About Readability Keyword Density
The Readability Keyword Density tool gives writers, editors and SEO-minded marketers an instant read on how approachable their text is and which terms it leans on.
Paste an article, blog post, email or product description and it computes the classic Flesch Reading Ease score and the Flesch–Kincaid grade level, translating the numbers into a plain-English band such as "Plain English (8th–9th grade)" so you immediately know whether your draft is breezy or heavy going.
Alongside the scores you get the underlying statistics that drive them: total words, sentences, syllables and characters, plus the averages of words per sentence and syllables per word.
Long sentences and dense, polysyllabic words are the two biggest enemies of clarity, and seeing those averages makes it obvious where to tighten.
The keyword-density panel counts how often each meaningful word appears and shows it as a percentage of the total, with common stop words like "the" and "and" filtered out so the list reflects your actual subject matter — useful for spotting both keyword stuffing and missed opportunities.
Automated syllable counting is approximate by nature, so treat the scores as a guide rather than gospel.
Everything is calculated locally in your browser as you type, with no uploads, accounts or tracking, which makes it safe for unpublished or confidential drafts and fully usable offline.
FAQ
How is the reading ease score calculated?

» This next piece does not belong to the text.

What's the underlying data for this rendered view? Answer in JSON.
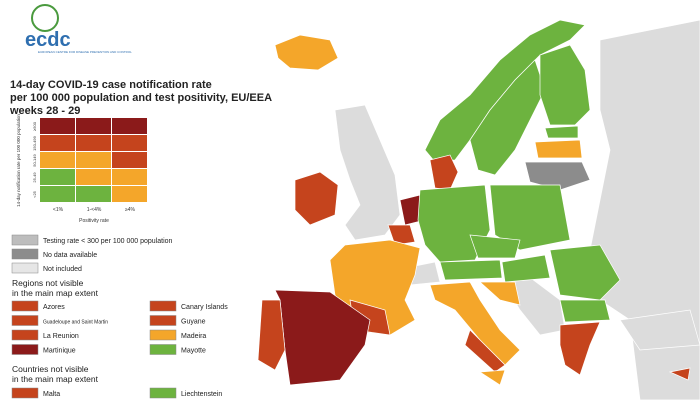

It uses the Flesch Reading Ease formula based on average words per sentence and average syllables per word, then maps the 0–100 result to a difficulty band. The Flesch–Kincaid grade level is shown alongside.
Why are words like "the" missing from the keyword table?
Common stop words are filtered out so the density table reflects meaningful subject-matter terms rather than grammatical filler.
How accurate is the syllable count?
Syllable counting uses a heuristic and is approximate, as all automated counters are. Use the scores as a guide, not an exact measurement.